A quiz question might ask you to identify why a fruit- and vegetable-rich diet is linked to disease prevention, and antioxidants are part of that explanation. In a short answer or discussion post, you may need to connect a nutrient source, such as vitamin C or flavonoids, to the process of neutralizing free radicals and reducing oxidative stress. If the question uses a food-prep example, you might compare steaming and boiling and explain which method better preserves antioxidant content. When a case study mentions inflammation, heart disease, cancer risk, or aging, antioxidants are one of the first concepts to check for.

Key things to remember about antioxidants

  • Antioxidants are compounds that help neutralize free radicals and reduce oxidative stress in the body.

  • In Intro to Nutrition, antioxidants connect food choices to chronic disease prevention, especially in discussions of heart disease and cancer.

  • Many antioxidants come from fruits, vegetables, nuts, seeds, and whole grains, especially through vitamins, minerals, and phytochemicals.

  • The body makes some antioxidants on its own, but diet still matters a lot for keeping antioxidant defenses strong.

  • Cooking and processing can change antioxidant levels, so preparation method can affect how much of these compounds stay in food.

Frequently asked questions about antioxidants

What are antioxidants in Intro to Nutrition?

Antioxidants are compounds that help stop free radicals from causing too much cell damage. In Intro to Nutrition, they come up as part of the link between diet, oxidative stress, and chronic disease prevention. You usually see them discussed in foods like fruits, vegetables, nuts, and whole grains.

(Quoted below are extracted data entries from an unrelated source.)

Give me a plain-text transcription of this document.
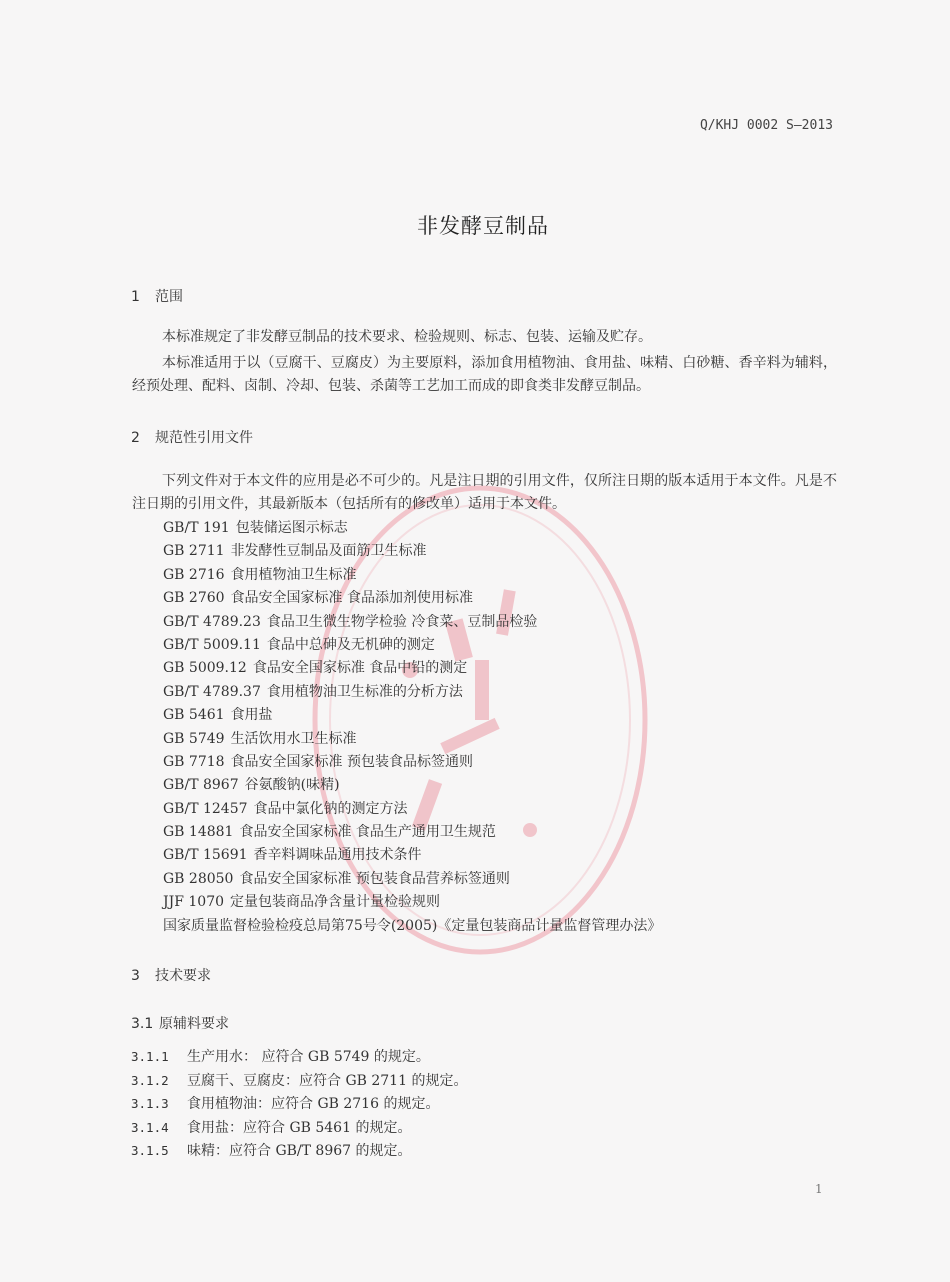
Q/KHJ 0002 S—2013
非发酵豆制品
1 范围
本标准规定了非发酵豆制品的技术要求、检验规则、标志、包装、运输及贮存。
本标准适用于以（豆腐干、豆腐皮）为主要原料，添加食用植物油、食用盐、味精、白砂糖、香辛料为辅料，经预处理、配料、卤制、冷却、包装、杀菌等工艺加工而成的即食类非发酵豆制品。
2 规范性引用文件
下列文件对于本文件的应用是必不可少的。凡是注日期的引用文件，仅所注日期的版本适用于本文件。凡是不注日期的引用文件，其最新版本（包括所有的修改单）适用于本文件。
GB/T 191 包装储运图示标志
GB 2711 非发酵性豆制品及面筋卫生标准
GB 2716 食用植物油卫生标准
GB 2760 食品安全国家标准 食品添加剂使用标准
GB/T 4789.23 食品卫生微生物学检验 冷食菜、豆制品检验
GB/T 5009.11 食品中总砷及无机砷的测定
GB 5009.12 食品安全国家标准 食品中铅的测定
GB/T 4789.37 食用植物油卫生标准的分析方法
GB 5461 食用盐
GB 5749 生活饮用水卫生标准
GB 7718 食品安全国家标准 预包装食品标签通则
GB/T 8967 谷氨酸钠(味精)
GB/T 12457 食品中氯化钠的测定方法
GB 14881 食品安全国家标准 食品生产通用卫生规范
GB/T 15691 香辛料调味品通用技术条件
GB 28050 食品安全国家标准 预包装食品营养标签通则
JJF 1070 定量包装商品净含量计量检验规则
国家质量监督检验检疫总局第75号令(2005)《定量包装商品计量监督管理办法》
3 技术要求
3.1 原辅料要求
3.1.1 生产用水： 应符合 GB 5749 的规定。
3.1.2 豆腐干、豆腐皮：应符合 GB 2711 的规定。
3.1.3 食用植物油：应符合 GB 2716 的规定。
3.1.4 食用盐：应符合 GB 5461 的规定。
3.1.5 味精：应符合 GB/T 8967 的规定。
1
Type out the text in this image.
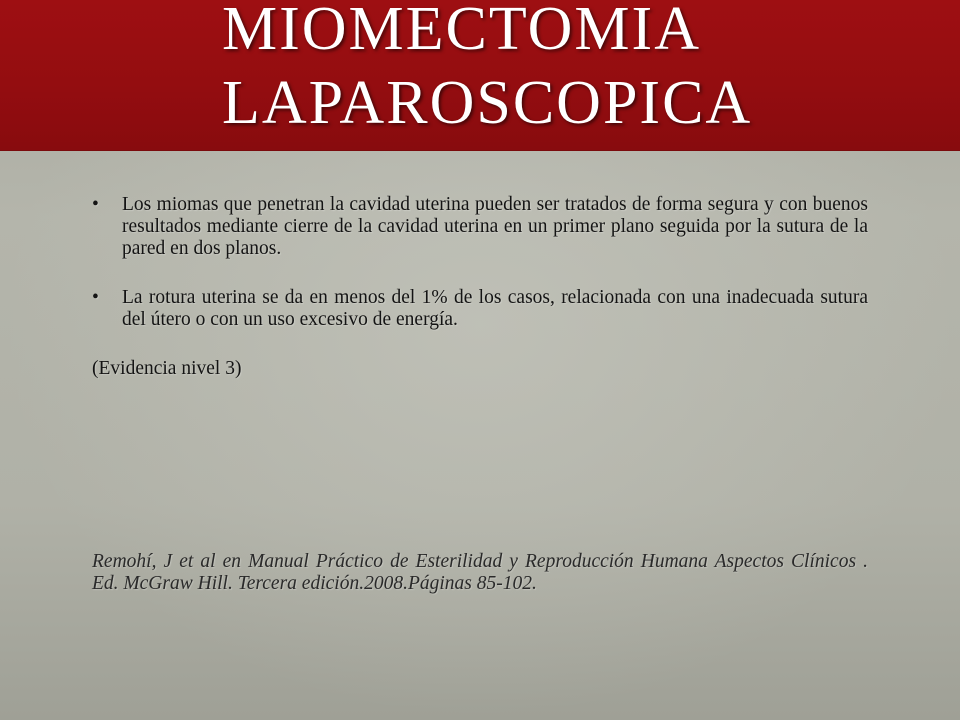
MIOMECTOMIA
LAPAROSCOPICA
•	Los miomas que penetran la cavidad uterina pueden ser tratados de forma segura y con buenos resultados mediante cierre de la cavidad uterina en un primer plano seguida por la sutura de la pared en dos planos.
•	La rotura uterina se da en menos del 1% de los casos, relacionada con una inadecuada sutura del útero o con un uso excesivo de energía.
(Evidencia nivel 3)
Remohí, J et al en Manual Práctico de Esterilidad y Reproducción Humana Aspectos Clínicos . Ed. McGraw Hill. Tercera edición.2008.Páginas 85-102.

How do antioxidants work in the body?

They neutralize free radicals by giving up an electron or slowing the chain reactions those molecules start. That helps protect cells, tissues, and DNA from oxidative stress. The course usually connects this process to inflammation and disease risk rather than treating antioxidants as a magic cure.

Are antioxidants the same as vitamins?

Not exactly. Some antioxidants are vitamins, like vitamin C and vitamin E, but others are minerals like selenium or plant compounds like flavonoids. So “antioxidant” describes a function, not just one nutrient type.

What foods are highest in antioxidants?

Fruits, vegetables, nuts, seeds, and whole grains are common sources, especially brightly colored plant foods. Berries, leafy greens, and cruciferous vegetables are often used as examples because they contain lots of antioxidant-related compounds. Food preparation matters too, since some methods preserve more than others.